Pero además, gracias a los escritos de John Muir, recupero las imágenes de los paisajes desaparecidos, de un atardecer pasado hace más de cien años en el que los brillos del hielo se iban apagando como estrellas hundidas en el horizonte. Imagino con él la extensión simultánea que nadie ve de ese breve fulgor de diamantes por todos los glaciares de Alaska. Oigo en sus páginas la música del agua que corre sobe el hielo, veo el intenso azul de sus lagos –«los más hermosos de todas las cuencas acuáticas naturales»–, participo en la visión de un arco iris blanco y de unas fugaces auroras boreales, retenidos en el tiempo por su pluma: «era tan brillante –escribe–, hermosa, sólida y homogénea, que imaginé que sería necesario recoger todas las estrellas juntas, mezclarlas y fundirlas en un taller celestial de laminaje para obtener aquel resplandeciente y colosal puente blanco». Y participo en su excitación cuando, después de estas visiones, dice: «regresé a mi cabaña, avivé el fuego, me calenté un poco y me preparé para ir a la cama, aunque demasiado feliz y rico en auroras como para dormirme».
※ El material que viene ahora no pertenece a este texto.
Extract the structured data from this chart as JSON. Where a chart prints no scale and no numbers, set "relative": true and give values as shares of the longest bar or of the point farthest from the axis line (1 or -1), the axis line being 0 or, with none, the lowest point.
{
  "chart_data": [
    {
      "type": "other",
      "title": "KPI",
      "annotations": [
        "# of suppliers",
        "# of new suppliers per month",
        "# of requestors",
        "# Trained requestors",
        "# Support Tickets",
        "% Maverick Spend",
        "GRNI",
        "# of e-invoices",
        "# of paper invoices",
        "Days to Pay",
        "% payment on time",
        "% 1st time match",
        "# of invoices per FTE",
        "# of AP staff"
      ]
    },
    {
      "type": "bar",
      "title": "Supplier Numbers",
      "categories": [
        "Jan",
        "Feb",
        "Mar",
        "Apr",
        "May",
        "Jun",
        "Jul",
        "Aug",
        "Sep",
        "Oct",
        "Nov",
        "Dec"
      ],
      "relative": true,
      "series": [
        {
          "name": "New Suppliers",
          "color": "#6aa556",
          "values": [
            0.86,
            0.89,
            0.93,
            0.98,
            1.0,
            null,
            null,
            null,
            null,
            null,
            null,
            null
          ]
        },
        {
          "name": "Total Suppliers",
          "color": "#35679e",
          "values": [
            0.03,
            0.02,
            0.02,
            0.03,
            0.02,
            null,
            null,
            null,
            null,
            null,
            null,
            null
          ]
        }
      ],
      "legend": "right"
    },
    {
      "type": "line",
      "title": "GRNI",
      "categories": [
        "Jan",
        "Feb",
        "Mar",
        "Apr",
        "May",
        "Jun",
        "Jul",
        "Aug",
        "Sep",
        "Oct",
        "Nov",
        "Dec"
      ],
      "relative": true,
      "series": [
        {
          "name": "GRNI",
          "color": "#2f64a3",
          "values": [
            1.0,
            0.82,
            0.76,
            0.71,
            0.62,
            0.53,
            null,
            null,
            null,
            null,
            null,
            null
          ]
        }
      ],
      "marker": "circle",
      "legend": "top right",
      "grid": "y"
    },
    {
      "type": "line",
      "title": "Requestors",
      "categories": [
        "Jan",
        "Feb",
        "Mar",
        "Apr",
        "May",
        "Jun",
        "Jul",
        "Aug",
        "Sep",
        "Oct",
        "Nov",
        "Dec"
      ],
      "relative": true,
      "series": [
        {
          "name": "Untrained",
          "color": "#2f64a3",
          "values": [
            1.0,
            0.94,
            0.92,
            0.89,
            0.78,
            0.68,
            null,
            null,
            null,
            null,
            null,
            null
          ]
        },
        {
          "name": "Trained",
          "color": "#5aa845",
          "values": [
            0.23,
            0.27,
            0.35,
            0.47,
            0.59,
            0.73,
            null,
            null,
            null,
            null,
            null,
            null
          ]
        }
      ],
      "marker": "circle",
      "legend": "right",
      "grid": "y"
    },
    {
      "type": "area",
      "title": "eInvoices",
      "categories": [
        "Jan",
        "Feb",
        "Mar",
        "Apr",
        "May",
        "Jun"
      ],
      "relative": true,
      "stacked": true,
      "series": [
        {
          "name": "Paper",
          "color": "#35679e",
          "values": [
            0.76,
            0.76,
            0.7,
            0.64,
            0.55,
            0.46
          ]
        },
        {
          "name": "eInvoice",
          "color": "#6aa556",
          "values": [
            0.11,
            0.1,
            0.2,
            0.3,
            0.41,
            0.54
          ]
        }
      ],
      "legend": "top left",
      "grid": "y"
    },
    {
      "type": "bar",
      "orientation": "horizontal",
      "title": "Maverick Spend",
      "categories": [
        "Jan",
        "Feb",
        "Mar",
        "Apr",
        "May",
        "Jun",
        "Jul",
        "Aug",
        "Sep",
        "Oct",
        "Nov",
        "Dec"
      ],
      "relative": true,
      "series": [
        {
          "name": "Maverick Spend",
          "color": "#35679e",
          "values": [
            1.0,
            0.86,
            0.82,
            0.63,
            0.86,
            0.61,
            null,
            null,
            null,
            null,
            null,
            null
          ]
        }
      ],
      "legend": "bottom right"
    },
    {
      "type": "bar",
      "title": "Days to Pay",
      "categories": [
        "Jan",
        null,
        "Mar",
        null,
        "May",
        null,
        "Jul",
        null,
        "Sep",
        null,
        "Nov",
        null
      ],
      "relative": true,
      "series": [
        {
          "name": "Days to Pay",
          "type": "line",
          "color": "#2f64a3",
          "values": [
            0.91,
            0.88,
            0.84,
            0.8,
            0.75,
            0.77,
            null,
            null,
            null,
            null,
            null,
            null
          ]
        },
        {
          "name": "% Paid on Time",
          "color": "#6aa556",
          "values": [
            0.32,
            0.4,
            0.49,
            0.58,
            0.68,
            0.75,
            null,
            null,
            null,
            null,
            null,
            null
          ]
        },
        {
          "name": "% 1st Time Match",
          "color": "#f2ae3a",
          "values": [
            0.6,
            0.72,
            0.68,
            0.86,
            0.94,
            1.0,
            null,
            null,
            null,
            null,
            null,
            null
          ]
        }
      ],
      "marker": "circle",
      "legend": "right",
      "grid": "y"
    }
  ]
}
Comparto especialmente con Muir su sentido del humor al criticar a un amigo, escéptico capitán de barco que no concedía gran importancia a estos paisajes: «le dije que debería reformarse, pues un hombre que no creía ni en Dios ni en los glaciares debía ser muy malvado, en verdad el peor de todos los incrédulos».

1Hay una reedición del libro donde cuenta estas aventuras: John Muir, Travels in Alaska, Boston, Mariner Books, 1998, 325 pags.